O passageiro comprou passagem para viajar com a família e comunicou previamente à companhia sobre sua condição de pessoa com deficiência, a necessidade de transporte de cadeira de rodas elétrica e a exigência de um assento com inclinação mínima de 25 graus. A empresa confirmou os pedidos de serviços especiais. No dia do embarque, porém, o assento designado não atendia à inclinação solicitada, e o pedido para viajar deitado foi negado por questões de segurança. Como resultado, o passageiro foi desembarcado, enquanto sua mãe e irmã prosseguiram em voos separados. Ele permaneceu em Brasília com um cuidador particular.
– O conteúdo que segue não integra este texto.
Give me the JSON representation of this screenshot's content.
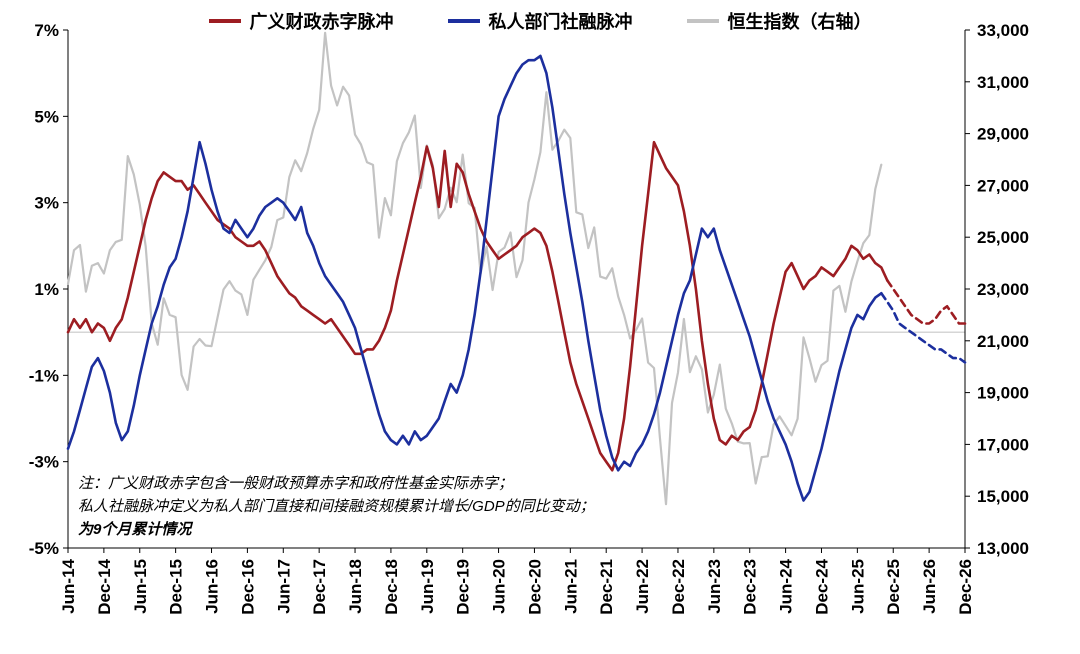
{
  "legend": [
    {
      "label": "广义财政赤字脉冲",
      "color": "#9D1D22"
    },
    {
      "label": "私人部门社融脉冲",
      "color": "#1C2F9E"
    },
    {
      "label": "恒生指数（右轴）",
      "color": "#C3C3C3"
    }
  ],
  "note": {
    "line1": "注：广义财政赤字包含一般财政预算赤字和政府性基金实际赤字；",
    "line2": "私人社融脉冲定义为私人部门直接和间接融资规模累计增长/GDP的同比变动；",
    "line3": "为9个月累计情况"
  },
  "chart_data": {
    "type": "line",
    "frequency": "monthly",
    "x_range": [
      "Jun-14",
      "Dec-26"
    ],
    "n_points": 151,
    "x_tick_step": 6,
    "x_tick_labels": [
      "Jun-14",
      "Dec-14",
      "Jun-15",
      "Dec-15",
      "Jun-16",
      "Dec-16",
      "Jun-17",
      "Dec-17",
      "Jun-18",
      "Dec-18",
      "Jun-19",
      "Dec-19",
      "Jun-20",
      "Dec-20",
      "Jun-21",
      "Dec-21",
      "Jun-22",
      "Dec-22",
      "Jun-23",
      "Dec-23",
      "Jun-24",
      "Dec-24",
      "Jun-25",
      "Dec-25",
      "Jun-26",
      "Dec-26"
    ],
    "left_axis": {
      "min": -5,
      "max": 7,
      "ticks": [
        7,
        5,
        3,
        1,
        -1,
        -3,
        -5
      ],
      "suffix": "%"
    },
    "right_axis": {
      "min": 13000,
      "max": 33000,
      "ticks": [
        33000,
        31000,
        29000,
        27000,
        25000,
        23000,
        21000,
        19000,
        17000,
        15000,
        13000
      ]
    },
    "zero_line": 0,
    "grid": "zero-line-only",
    "legend_position": "top-center",
    "series": [
      {
        "id": "fiscal-impulse",
        "name": "广义财政赤字脉冲",
        "axis": "left",
        "color": "#9D1D22",
        "width": 2.6,
        "solid_until": 137,
        "values": [
          0.0,
          0.3,
          0.1,
          0.3,
          0.0,
          0.2,
          0.1,
          -0.2,
          0.1,
          0.3,
          0.8,
          1.4,
          2.0,
          2.6,
          3.1,
          3.5,
          3.7,
          3.6,
          3.5,
          3.5,
          3.3,
          3.4,
          3.2,
          3.0,
          2.8,
          2.6,
          2.5,
          2.4,
          2.2,
          2.1,
          2.0,
          2.0,
          2.1,
          1.9,
          1.6,
          1.3,
          1.1,
          0.9,
          0.8,
          0.6,
          0.5,
          0.4,
          0.3,
          0.2,
          0.3,
          0.1,
          -0.1,
          -0.3,
          -0.5,
          -0.5,
          -0.4,
          -0.4,
          -0.2,
          0.1,
          0.5,
          1.2,
          1.8,
          2.4,
          3.0,
          3.6,
          4.3,
          3.8,
          2.9,
          4.2,
          2.9,
          3.9,
          3.7,
          3.2,
          2.8,
          2.4,
          2.1,
          1.9,
          1.7,
          1.8,
          1.9,
          2.0,
          2.2,
          2.3,
          2.4,
          2.3,
          2.0,
          1.4,
          0.7,
          0.0,
          -0.7,
          -1.2,
          -1.6,
          -2.0,
          -2.4,
          -2.8,
          -3.0,
          -3.2,
          -2.8,
          -2.0,
          -0.8,
          0.6,
          2.0,
          3.2,
          4.4,
          4.1,
          3.8,
          3.6,
          3.4,
          2.8,
          2.0,
          1.0,
          -0.2,
          -1.2,
          -2.0,
          -2.5,
          -2.6,
          -2.4,
          -2.5,
          -2.3,
          -2.2,
          -1.8,
          -1.2,
          -0.5,
          0.2,
          0.8,
          1.4,
          1.6,
          1.3,
          1.0,
          1.2,
          1.3,
          1.5,
          1.4,
          1.3,
          1.5,
          1.7,
          2.0,
          1.9,
          1.7,
          1.8,
          1.6,
          1.5,
          1.2,
          1.0,
          0.8,
          0.6,
          0.4,
          0.3,
          0.2,
          0.2,
          0.3,
          0.5,
          0.6,
          0.4,
          0.2,
          0.2
        ]
      },
      {
        "id": "credit-impulse",
        "name": "私人部门社融脉冲",
        "axis": "left",
        "color": "#1C2F9E",
        "width": 2.6,
        "solid_until": 136,
        "values": [
          -2.7,
          -2.3,
          -1.8,
          -1.3,
          -0.8,
          -0.6,
          -0.9,
          -1.4,
          -2.1,
          -2.5,
          -2.3,
          -1.7,
          -1.0,
          -0.4,
          0.2,
          0.6,
          1.1,
          1.5,
          1.7,
          2.2,
          2.8,
          3.6,
          4.4,
          3.9,
          3.3,
          2.8,
          2.4,
          2.3,
          2.6,
          2.4,
          2.2,
          2.4,
          2.7,
          2.9,
          3.0,
          3.1,
          3.0,
          2.8,
          2.6,
          2.9,
          2.3,
          2.0,
          1.6,
          1.3,
          1.1,
          0.9,
          0.7,
          0.4,
          0.1,
          -0.4,
          -0.9,
          -1.4,
          -1.9,
          -2.3,
          -2.5,
          -2.6,
          -2.4,
          -2.6,
          -2.3,
          -2.5,
          -2.4,
          -2.2,
          -2.0,
          -1.6,
          -1.2,
          -1.4,
          -1.0,
          -0.4,
          0.4,
          1.4,
          2.6,
          3.8,
          5.0,
          5.4,
          5.7,
          6.0,
          6.2,
          6.3,
          6.3,
          6.4,
          6.0,
          5.2,
          4.2,
          3.2,
          2.3,
          1.5,
          0.7,
          -0.2,
          -1.0,
          -1.8,
          -2.4,
          -2.9,
          -3.2,
          -3.0,
          -3.1,
          -2.8,
          -2.6,
          -2.3,
          -1.9,
          -1.4,
          -0.8,
          -0.2,
          0.4,
          0.9,
          1.2,
          1.8,
          2.4,
          2.2,
          2.4,
          1.9,
          1.5,
          1.1,
          0.7,
          0.3,
          -0.1,
          -0.6,
          -1.1,
          -1.6,
          -2.0,
          -2.3,
          -2.6,
          -3.0,
          -3.5,
          -3.9,
          -3.7,
          -3.2,
          -2.7,
          -2.1,
          -1.5,
          -0.9,
          -0.4,
          0.1,
          0.4,
          0.3,
          0.6,
          0.8,
          0.9,
          0.7,
          0.5,
          0.2,
          0.1,
          0.0,
          -0.1,
          -0.2,
          -0.3,
          -0.4,
          -0.4,
          -0.5,
          -0.6,
          -0.6,
          -0.7
        ]
      },
      {
        "id": "hang-seng-index",
        "name": "恒生指数（右轴）",
        "axis": "right",
        "color": "#C3C3C3",
        "width": 2.2,
        "solid_until": null,
        "values": [
          23200,
          24500,
          24700,
          22900,
          23900,
          24000,
          23600,
          24500,
          24820,
          24900,
          28130,
          27420,
          26250,
          24640,
          21670,
          20850,
          22640,
          22000,
          21910,
          19680,
          19110,
          20780,
          21070,
          20820,
          20790,
          21890,
          22980,
          23300,
          22940,
          22790,
          22000,
          23360,
          23740,
          24110,
          24620,
          25660,
          25760,
          27320,
          27970,
          27550,
          28250,
          29180,
          29920,
          32890,
          30850,
          30090,
          30810,
          30470,
          28960,
          28580,
          27890,
          27790,
          24980,
          26510,
          25850,
          27940,
          28630,
          29050,
          29700,
          26900,
          28540,
          27780,
          25730,
          26090,
          26910,
          26350,
          28190,
          26310,
          26130,
          23600,
          24640,
          22960,
          24430,
          24600,
          25180,
          23460,
          24110,
          26340,
          27230,
          28280,
          30600,
          28380,
          28730,
          29150,
          28830,
          25960,
          25880,
          24580,
          25380,
          23480,
          23400,
          23800,
          22710,
          22000,
          21090,
          21420,
          21860,
          20160,
          19950,
          17220,
          14690,
          18600,
          19780,
          21840,
          19790,
          20400,
          19900,
          18230,
          18920,
          20080,
          18380,
          17810,
          17110,
          17040,
          17050,
          15490,
          16510,
          16540,
          17760,
          18080,
          17720,
          17350,
          17990,
          21130,
          20320,
          19420,
          20060,
          20230,
          22940,
          23120,
          22120,
          23290,
          24070,
          24770,
          25080,
          26860,
          27800,
          null,
          null,
          null,
          null,
          null,
          null,
          null,
          null,
          null,
          null,
          null,
          null,
          null,
          null
        ]
      }
    ]
  }
}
A 2ª Vara Cível de Águas Claras reconheceu ato ilícito da companhia e a condenou a ressarcir o valor da passagem e os gastos com o cuidador, além de pagar R$ 30 mil por danos morais.
A Tam recorreu, argumentando ausência de falha no serviço e alegando que o passageiro informou apenas sobre a cadeira de rodas, exigindo o Formulário de Informações Médicas (MEDIF) ou atestado médico até 10 dias antes do voo. A empresa invocou resolução da ANAC que permite restrições para garantir saúde e segurança.
Ao analisar o recurso, a Turma destacou que as provas demonstram comunicação prévia sobre a condição e a necessidade de acomodação especial, e que o MEDIF não era obrigatório nesse caso. A falha foi atribuída à desorganização interna da companhia, que não providenciou o assento necessário, culpando o consumidor indevidamente. A recusa de embarque violou o direito à mobilidade e acessibilidade, garantido pelo Estatuto da Pessoa com Deficiência.
A decisão unânime manteve a condenação, obrigando a Tam a pagar R$ 30 mil por danos morais e ressarcir as despesas com passagem e cuidador.